Yine de bazı tahminler yaparsak köpekler, insanların ortadan kaybolmasıyla evcilleşme sürecini geri sarıp kurtluğa geri dönmeyeceklerdir. İnsanlardan sonra, artık insan tüketimine yönelik gıda kaynaklarına sahip olmayacakları için zamanla farklı beslenme stratejileri geliştirebilirler. Üreme stratejileri hızla gelişecek de olsa, beslenme ekolojileri kadar çarpıcı bir şekilde değişmesi gerekmeyecektir. Fiziksel hareket özgürlüğü kazanacaklar ve üzerlerinde deney yapılmayacaktır. Doğal türlere özgü davranışların tamamını devreye sokabilecekler ve daha geniş duyusal deneyim yelpazesine sahip olacaklardır. Hormonları, gelişimleri doğal düzeyinde seyredecek ve ırka özgü genetik bozukluklar azalacaktır.

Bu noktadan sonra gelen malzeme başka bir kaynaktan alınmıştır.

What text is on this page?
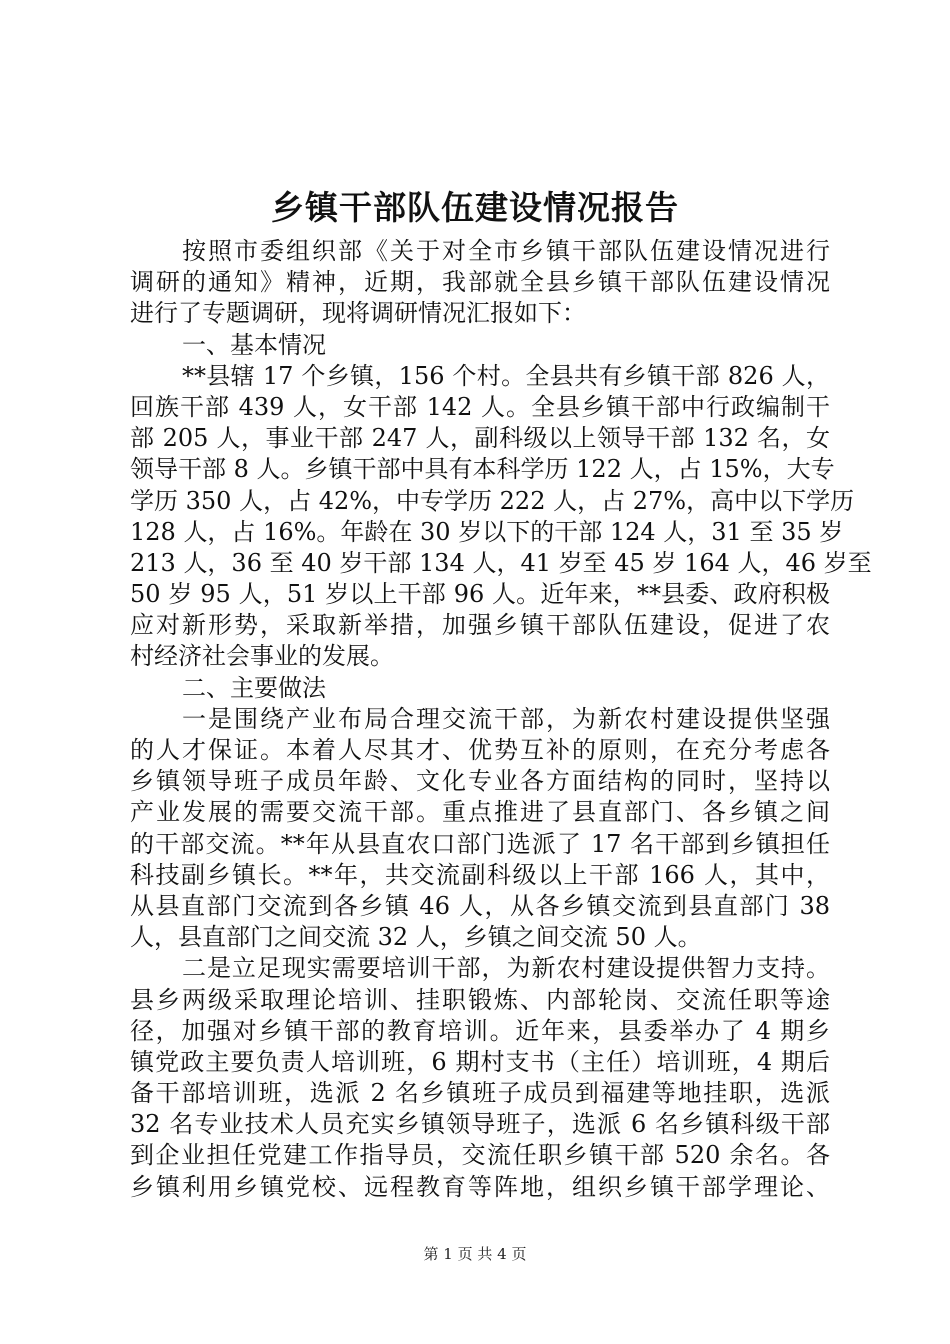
乡镇干部队伍建设情况报告
按照市委组织部《关于对全市乡镇干部队伍建设情况进行
调研的通知》精神，近期，我部就全县乡镇干部队伍建设情况
进行了专题调研，现将调研情况汇报如下：
一、基本情况
**县辖 17 个乡镇，156 个村。全县共有乡镇干部 826 人，
回族干部 439 人，女干部 142 人。全县乡镇干部中行政编制干
部 205 人，事业干部 247 人，副科级以上领导干部 132 名，女
领导干部 8 人。乡镇干部中具有本科学历 122 人，占 15%，大专
学历 350 人，占 42%，中专学历 222 人，占 27%，高中以下学历
128 人，占 16%。年龄在 30 岁以下的干部 124 人，31 至 35 岁
213 人，36 至 40 岁干部 134 人，41 岁至 45 岁 164 人，46 岁至
50 岁 95 人，51 岁以上干部 96 人。近年来，**县委、政府积极
应对新形势，采取新举措，加强乡镇干部队伍建设，促进了农
村经济社会事业的发展。
二、主要做法
一是围绕产业布局合理交流干部，为新农村建设提供坚强
的人才保证。本着人尽其才、优势互补的原则，在充分考虑各
乡镇领导班子成员年龄、文化专业各方面结构的同时，坚持以
产业发展的需要交流干部。重点推进了县直部门、各乡镇之间
的干部交流。**年从县直农口部门选派了 17 名干部到乡镇担任
科技副乡镇长。**年，共交流副科级以上干部 166 人，其中，
从县直部门交流到各乡镇 46 人，从各乡镇交流到县直部门 38
人，县直部门之间交流 32 人，乡镇之间交流 50 人。
二是立足现实需要培训干部，为新农村建设提供智力支持。
县乡两级采取理论培训、挂职锻炼、内部轮岗、交流任职等途
径，加强对乡镇干部的教育培训。近年来，县委举办了 4 期乡
镇党政主要负责人培训班，6 期村支书（主任）培训班，4 期后
备干部培训班，选派 2 名乡镇班子成员到福建等地挂职，选派
32 名专业技术人员充实乡镇领导班子，选派 6 名乡镇科级干部
到企业担任党建工作指导员，交流任职乡镇干部 520 余名。各
乡镇利用乡镇党校、远程教育等阵地，组织乡镇干部学理论、
第 1 页 共 4 页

Köpeklerin bizim varlığımızda yaşamalarını istediğimiz hayatlar, gerçekte olabileceklerinin soluk bir yansımasıdır. Artık olmadığımız bir dünyayı düşünmek o kadar da hoş değil ama biz gittiğimizde köpeklerin hayatta kalacağına ve hayatın devam edeceğine inanmak için birçok neden var.